De acordo com depoimento da mulher e declarações de seu advogado, Yuri Bold, o relacionamento era marcado por possessão, com tentativas de controlar o tempo de conversa com outros homens e acesso ao celular. A defesa aponta que a pressão para retirar a medida vinha associada a promessas de casamento e a uma união estável, avaliada pelo advogado como forma de convencer a ex-companheira a dar um fim à proteção.

A noite da fatalidade, conforme relatos, teve a participação do policial ao entrar no condomínio da ex-companheira, com autorização para frequentar o local apesar da medida protetiva. O encontro se estendeu pela madrugada, com consumo de energéticos e, mais tardiamente, indícios de intoxicação durante a convivialidade, levando à morte do militar ainda na casa.

Exerce ainda peso a versião apresentada pela defesa: as taças usadas pelo casal teriam sido trocadas por hora, já que a ex-companheira alugava quartos no apartamento. Segundo o advogado Yuri Bold, esse fato foi citado como elemento para explicar a ocorrência, o que levou a perícia a analisar as bebidas e as ta&ccedas para confirmar qualquer tipo de envenenamento.

As provas, incluindo as taças utilizadas pelo casal e amostras das bebidas, foram apreendidas e encaminhadas para a análise toxicológica. A polícia civil informou que não confirmou, atéo o momento, a hipótese de envenenamento, e o caso segue sendo investigado pela 3ª Delegacia de Homicídios de Pernambuco. A ex-companheira foi ouvida e liberada.

O depoimento de Helen Kelly, a vítima, confirma a pressão para retirar a medida protetiva, com promessas de casamento e união estável como modalidade de persuasão. Diretrizes jurídicas recentes reforçam a necessidade de cumprir com a proteção enquanto as investigações são concluídas.

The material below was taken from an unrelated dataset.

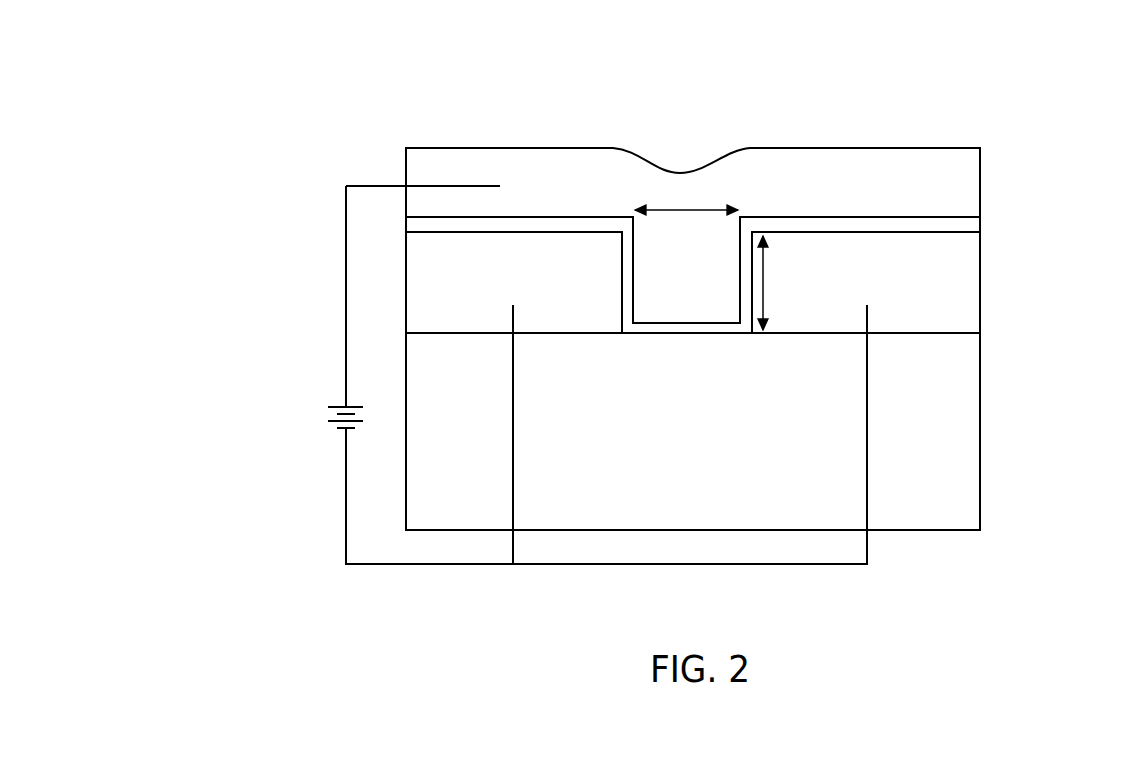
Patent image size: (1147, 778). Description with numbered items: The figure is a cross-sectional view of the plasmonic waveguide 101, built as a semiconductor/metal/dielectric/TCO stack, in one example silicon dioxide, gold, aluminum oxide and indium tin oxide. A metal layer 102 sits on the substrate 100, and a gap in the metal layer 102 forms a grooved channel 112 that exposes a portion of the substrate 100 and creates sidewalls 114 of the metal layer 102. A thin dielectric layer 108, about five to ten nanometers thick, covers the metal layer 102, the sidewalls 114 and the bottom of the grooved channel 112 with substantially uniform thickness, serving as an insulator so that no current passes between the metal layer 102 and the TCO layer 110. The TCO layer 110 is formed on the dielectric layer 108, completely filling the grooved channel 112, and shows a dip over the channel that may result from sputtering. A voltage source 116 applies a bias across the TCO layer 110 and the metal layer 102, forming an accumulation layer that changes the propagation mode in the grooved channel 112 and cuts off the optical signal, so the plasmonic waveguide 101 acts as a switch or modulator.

Houve, ainda, relatos de uso de identidades de taças por terceiros para confundir. A investigação continua para esclarecer as circunândias do ocorrido e determinar eventuais responsabilidades criminais.

Este caso traz à tona a complexa dinâmica de violência doméstica, a importância de manter as medidas protetivas e a necessidade de investigações criteriosas para evitar novas tragédias. A coletânea de depoimentos, provas únicas e laudos toxicológicos devem orientar as próprias ações das autoridades.

E você, o que pensa sobre a proteção a v&iacut;rtimas de violência doméstica e o papel das medidas protetivas nesses casos? Compartilhe suas opiniões nos comentários e participe da conversa.